How a decanter centrifuge works
In order to fully understand how a decanter centrifuge operates, we must first define what a centrifuge does. In many industrial jobs, solid material often mixes with liquids, contaminating water supplies or turning mud into sludge. A decanter centrifuge is useful in that it separates solids and liquids, and has become an essential component of water waste facilities and the chemical, oil, and food processing industries. Moreover, without a centrifuge, many of these companies would become so inefficient they could not function.
There are several types of decanter centrifuges currently utilized in the industry, the most common of which are vertical, horizontal and conveyor centrifuges. The principle behind a decanter centrifuge is based on the theory of gravitational separation. For example, if you fill a glass with a mixture of mud and water, over time the weight of the mud will cause it to settle down at the base of the glass. With the mud congealed at the bottom, the water will be forced upwards, creating a clear separation between the two.
A decanter centrifuge employs the same principles of gravitational force. However, unlike the glass mixture, the process is expedited through the use of continuous rotation. In fact, rotation provides anywhere from 1000 to 4000 times the normal gravitational force, reducing the time required for separation from hours to seconds.
The concept of rotational separation is similar to rides found at amusement parks and county fairgrounds. In these rides, placing yourself at an angle allows you to overcome the gravitational forces induced by rotation. Similarly, a decanter centrifuge is essentially a bowl tube that rotates at an extremely high speed. The bowl tube is equipped with an internal conveyor which moves in the same direction but at a different velocity.
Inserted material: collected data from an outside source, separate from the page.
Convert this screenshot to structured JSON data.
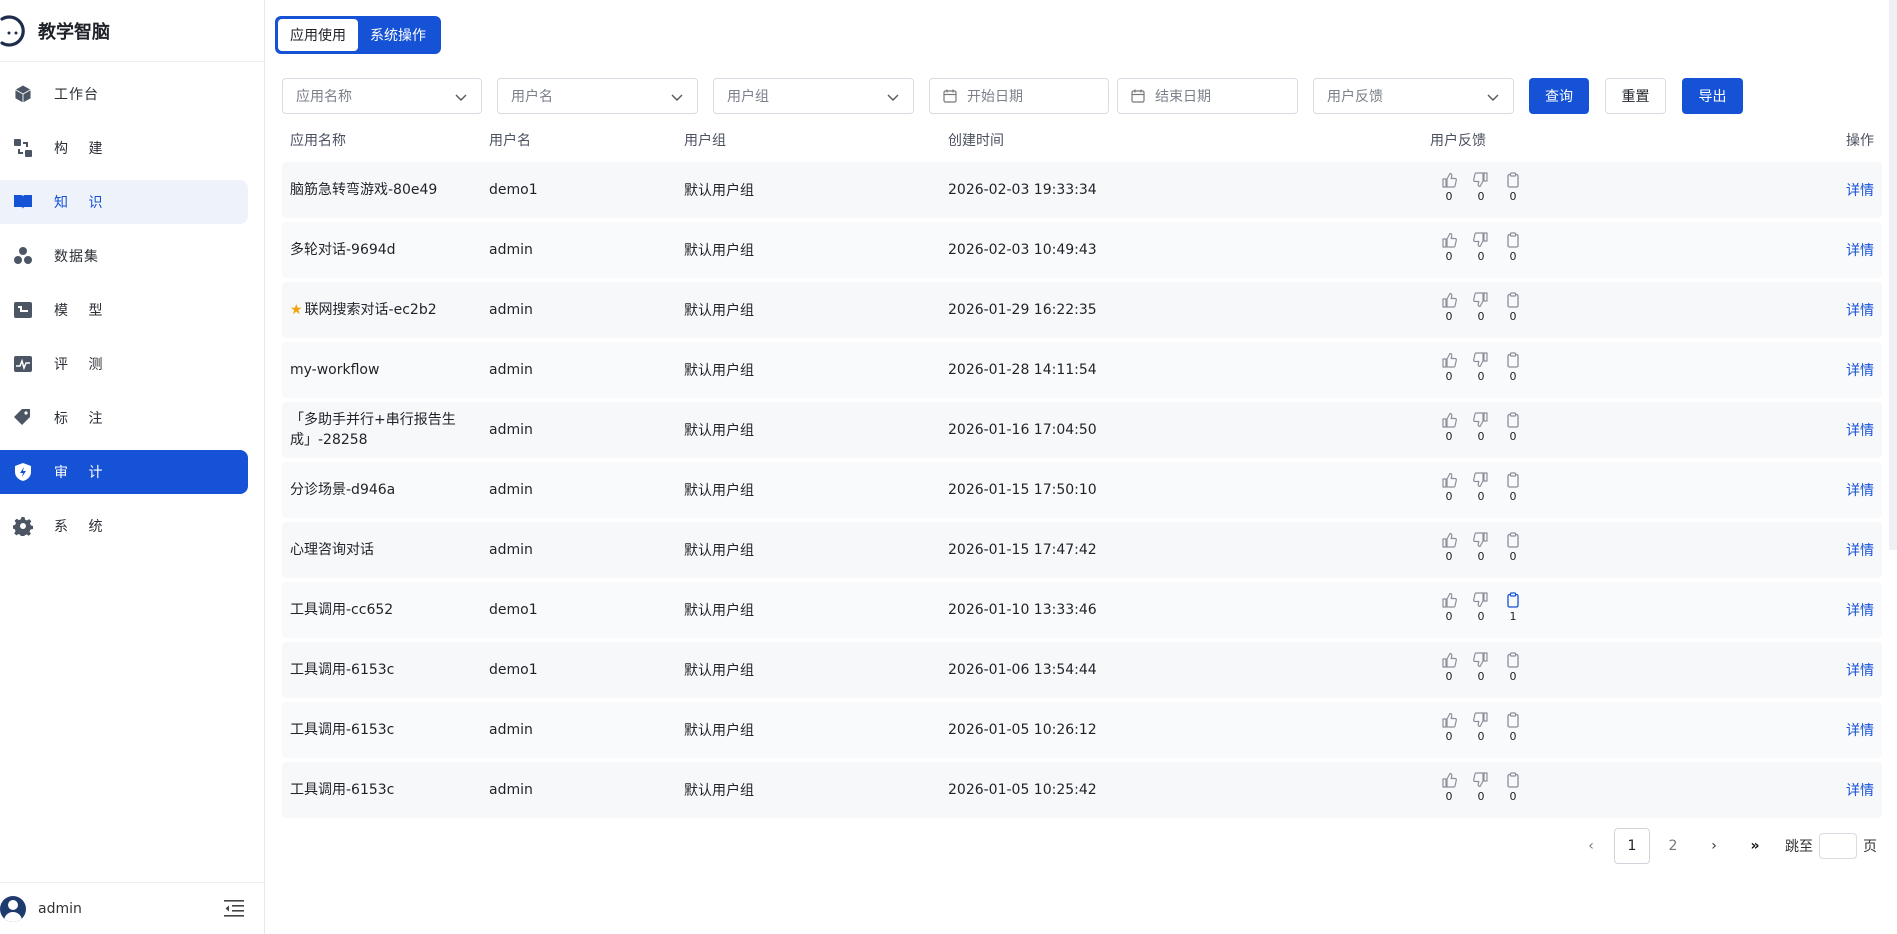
{
  "brand": {
    "title": "教学智脑"
  },
  "sidebar": {
    "items": [
      {
        "label": "工作台",
        "icon": "cube-icon",
        "state": "normal"
      },
      {
        "label": "构 建",
        "icon": "build-icon",
        "state": "normal"
      },
      {
        "label": "知 识",
        "icon": "book-icon",
        "state": "soft"
      },
      {
        "label": "数据集",
        "icon": "dataset-icon",
        "state": "normal"
      },
      {
        "label": "模 型",
        "icon": "model-icon",
        "state": "normal"
      },
      {
        "label": "评 测",
        "icon": "chart-icon",
        "state": "normal"
      },
      {
        "label": "标 注",
        "icon": "tag-icon",
        "state": "normal"
      },
      {
        "label": "审 计",
        "icon": "shield-icon",
        "state": "active"
      },
      {
        "label": "系 统",
        "icon": "gear-icon",
        "state": "normal"
      }
    ],
    "user": "admin"
  },
  "tabs": {
    "app_use": "应用使用",
    "sys_ops": "系统操作"
  },
  "filters": {
    "app_name": "应用名称",
    "user_name": "用户名",
    "user_group": "用户组",
    "start_date": "开始日期",
    "end_date": "结束日期",
    "feedback": "用户反馈",
    "query": "查询",
    "reset": "重置",
    "export": "导出"
  },
  "table": {
    "headers": {
      "name": "应用名称",
      "user": "用户名",
      "group": "用户组",
      "time": "创建时间",
      "feedback": "用户反馈",
      "op": "操作"
    },
    "op_label": "详情",
    "rows": [
      {
        "name": "脑筋急转弯游戏-80e49",
        "user": "demo1",
        "group": "默认用户组",
        "time": "2026-02-03 19:33:34",
        "like": "0",
        "dislike": "0",
        "note": "0",
        "star": false,
        "note_active": false
      },
      {
        "name": "多轮对话-9694d",
        "user": "admin",
        "group": "默认用户组",
        "time": "2026-02-03 10:49:43",
        "like": "0",
        "dislike": "0",
        "note": "0",
        "star": false,
        "note_active": false
      },
      {
        "name": "联网搜索对话-ec2b2",
        "user": "admin",
        "group": "默认用户组",
        "time": "2026-01-29 16:22:35",
        "like": "0",
        "dislike": "0",
        "note": "0",
        "star": true,
        "note_active": false
      },
      {
        "name": "my-workflow",
        "user": "admin",
        "group": "默认用户组",
        "time": "2026-01-28 14:11:54",
        "like": "0",
        "dislike": "0",
        "note": "0",
        "star": false,
        "note_active": false
      },
      {
        "name": "「多助手并行+串行报告生成」-28258",
        "user": "admin",
        "group": "默认用户组",
        "time": "2026-01-16 17:04:50",
        "like": "0",
        "dislike": "0",
        "note": "0",
        "star": false,
        "note_active": false
      },
      {
        "name": "分诊场景-d946a",
        "user": "admin",
        "group": "默认用户组",
        "time": "2026-01-15 17:50:10",
        "like": "0",
        "dislike": "0",
        "note": "0",
        "star": false,
        "note_active": false
      },
      {
        "name": "心理咨询对话",
        "user": "admin",
        "group": "默认用户组",
        "time": "2026-01-15 17:47:42",
        "like": "0",
        "dislike": "0",
        "note": "0",
        "star": false,
        "note_active": false
      },
      {
        "name": "工具调用-cc652",
        "user": "demo1",
        "group": "默认用户组",
        "time": "2026-01-10 13:33:46",
        "like": "0",
        "dislike": "0",
        "note": "1",
        "star": false,
        "note_active": true
      },
      {
        "name": "工具调用-6153c",
        "user": "demo1",
        "group": "默认用户组",
        "time": "2026-01-06 13:54:44",
        "like": "0",
        "dislike": "0",
        "note": "0",
        "star": false,
        "note_active": false
      },
      {
        "name": "工具调用-6153c",
        "user": "admin",
        "group": "默认用户组",
        "time": "2026-01-05 10:26:12",
        "like": "0",
        "dislike": "0",
        "note": "0",
        "star": false,
        "note_active": false
      },
      {
        "name": "工具调用-6153c",
        "user": "admin",
        "group": "默认用户组",
        "time": "2026-01-05 10:25:42",
        "like": "0",
        "dislike": "0",
        "note": "0",
        "star": false,
        "note_active": false
      }
    ]
  },
  "pager": {
    "prev": "‹",
    "pages": [
      "1",
      "2"
    ],
    "current": "1",
    "next": "›",
    "last": "»",
    "jump_label": "跳至",
    "page_unit": "页"
  }
}
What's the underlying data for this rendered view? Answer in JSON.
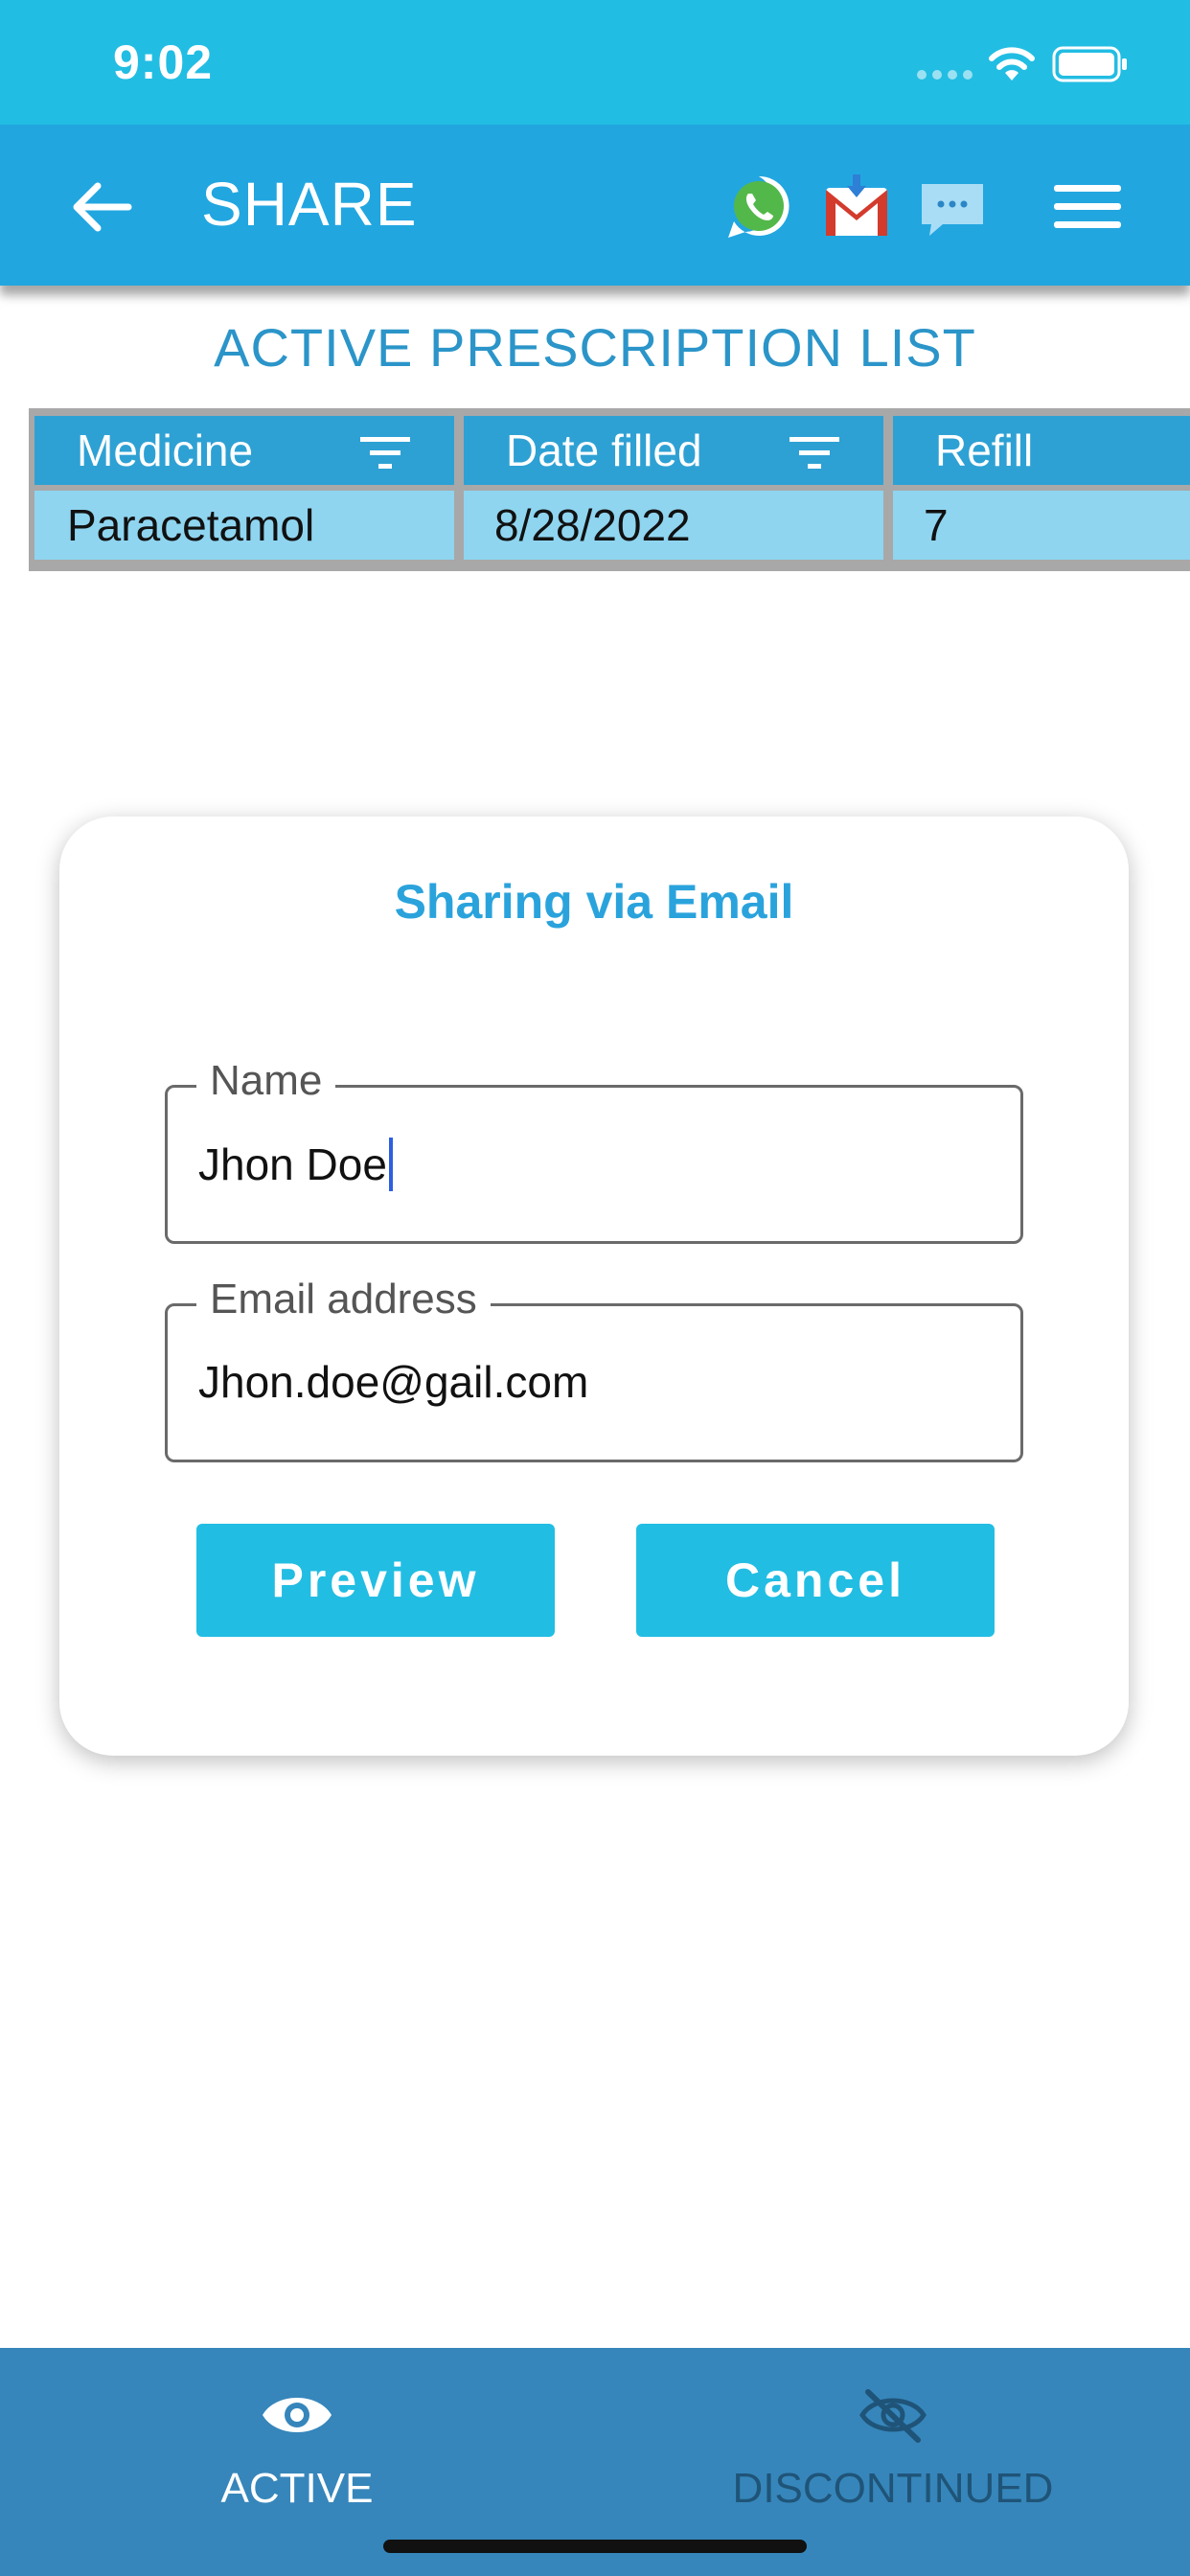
{
  "status_bar": {
    "time": "9:02"
  },
  "app_bar": {
    "title": "SHARE",
    "icons": {
      "back": "arrow-left-icon",
      "whatsapp": "whatsapp-icon",
      "gmail": "gmail-icon",
      "sms": "message-icon",
      "menu": "menu-icon"
    }
  },
  "list": {
    "title": "ACTIVE PRESCRIPTION LIST",
    "columns": [
      "Medicine",
      "Date filled",
      "Refill"
    ],
    "rows": [
      [
        "Paracetamol",
        "8/28/2022",
        "7"
      ]
    ]
  },
  "dialog": {
    "title": "Sharing via Email",
    "name_field": {
      "label": "Name",
      "value": "Jhon Doe"
    },
    "email_field": {
      "label": "Email address",
      "value": "Jhon.doe@gail.com"
    },
    "preview_label": "Preview",
    "cancel_label": "Cancel"
  },
  "bottom_nav": {
    "active_label": "ACTIVE",
    "discontinued_label": "DISCONTINUED"
  },
  "colors": {
    "status_bar": "#22bde3",
    "app_bar": "#22a6e0",
    "accent": "#22bde3",
    "table_header": "#2ea1d4",
    "table_row": "#8fd5f0",
    "bottom_nav": "#3686bb"
  }
}
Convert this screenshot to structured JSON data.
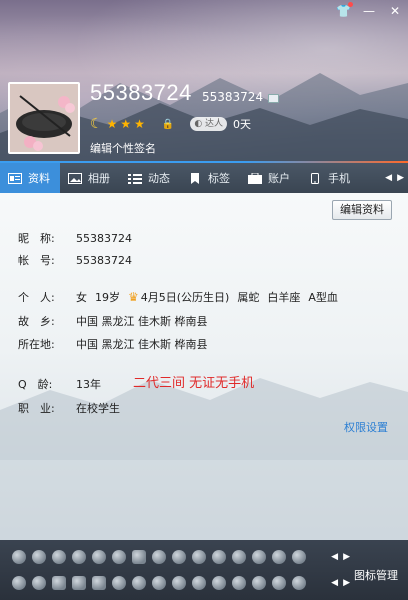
{
  "header": {
    "nickname": "55383724",
    "qq_number": "55383724",
    "days": "0天",
    "daren_label": "达人",
    "signature": "编辑个性签名",
    "star_count": 3,
    "top_icons": [
      "shirt-icon",
      "minimize-icon",
      "close-icon"
    ]
  },
  "tabs": [
    {
      "label": "资料",
      "icon": "profile-card-icon",
      "active": true
    },
    {
      "label": "相册",
      "icon": "photo-icon"
    },
    {
      "label": "动态",
      "icon": "feed-icon"
    },
    {
      "label": "标签",
      "icon": "bookmark-icon"
    },
    {
      "label": "账户",
      "icon": "wallet-icon"
    },
    {
      "label": "手机",
      "icon": "phone-icon"
    }
  ],
  "content": {
    "edit_button": "编辑资料",
    "nickname_label": "昵　称:",
    "nickname": "55383724",
    "account_label": "帐　号:",
    "account": "55383724",
    "personal_label": "个　人:",
    "gender": "女",
    "age": "19岁",
    "birthday": "4月5日(公历生日)",
    "zodiac": "属蛇",
    "constellation": "白羊座",
    "blood_type": "A型血",
    "hometown_label": "故　乡:",
    "hometown": "中国 黑龙江 佳木斯 桦南县",
    "location_label": "所在地:",
    "location": "中国 黑龙江 佳木斯 桦南县",
    "qage_label": "Q　龄:",
    "qage": "13年",
    "job_label": "职　业:",
    "job": "在校学生",
    "note": "二代三间 无证无手机",
    "permission_link": "权限设置"
  },
  "iconbar": {
    "manage_label": "图标管理"
  },
  "colors": {
    "tab_active": "#3c8fdb",
    "note_red": "#e02a2a",
    "link_blue": "#2c7fd3"
  }
}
- Step 1: The slurry is inserted into the centrifuge through a connecting pipe and onto a conveyor.
- Step 2: Utilizing an internal feed compartment, the conveyor ushers the slurry through a nozzle into the bowl area.
- Step 3: The bowl rotates at high speeds to induce gravitational forces.
- Step 4: High speed rotation separates the solid material from the liquid in a matter of seconds.
- Step 5: The conveyor delivers the solid material upwards where it is discharged through a nozzle.
- Step 6: The solid material removed, the purified liquid is released from a separate output.
The ability to purify a liquid makes decanter centrifuges ideal for waste water treatment facilities. However, there are variety of industries for which such centrifuges play an important role. Similar to other decanter equipment, centrifuges are simple to install and do not require a foundation to build upon. Their efficiency saves time and materials and is an essential component for many blue collar industries..
Purchasing used centrifuge equipment
In many industries, centrifuge equipment is utilized to separate denser elements from a mixture. Generally, this means removing a solid material from a liquid, yet it can also be used to demarcate liquids from each other. As the name implies, a centrifuge relies on centrifugal force. The faster it rotates, the more this force works to enhance gravitational pull and accelerate the separation process. The following article will focus on the application of centrifuge equipment in various industries.
As the equipment is highly efficient and effective, there has been little change in the technology regarding centrifuge equipment over the past few decades. The life span of a typical centrifuge ranges from 15 to 25 years depending on the style of the equipment and the quality of the manufacturer. Furthermore, the life of the machinery can be extended an additional 10 to 20 years with proper maintenance and care. Consequently, good centrifuge equipment can offer an extremely high return on your initial investment. This is why it is imperative that a prospective buyer consider the total cost and quality of the centrifuge as well as the estimated delivery time.
Types of Centrifuges
There are a variety of different centrifuges depending on the specific need of your business. These include decanter, tubular, basket, peeler, pusher, and disc centrifuges.
- Decanter Centrifuge – This centrifuge features an elongated cylinder with a conveyor in the center. The cylinder spins at a different velocity, which in turn pushes denser material to the exterior wall. The conveyor then distributes these solids to the opposite end of the centrifuge where it is discharged.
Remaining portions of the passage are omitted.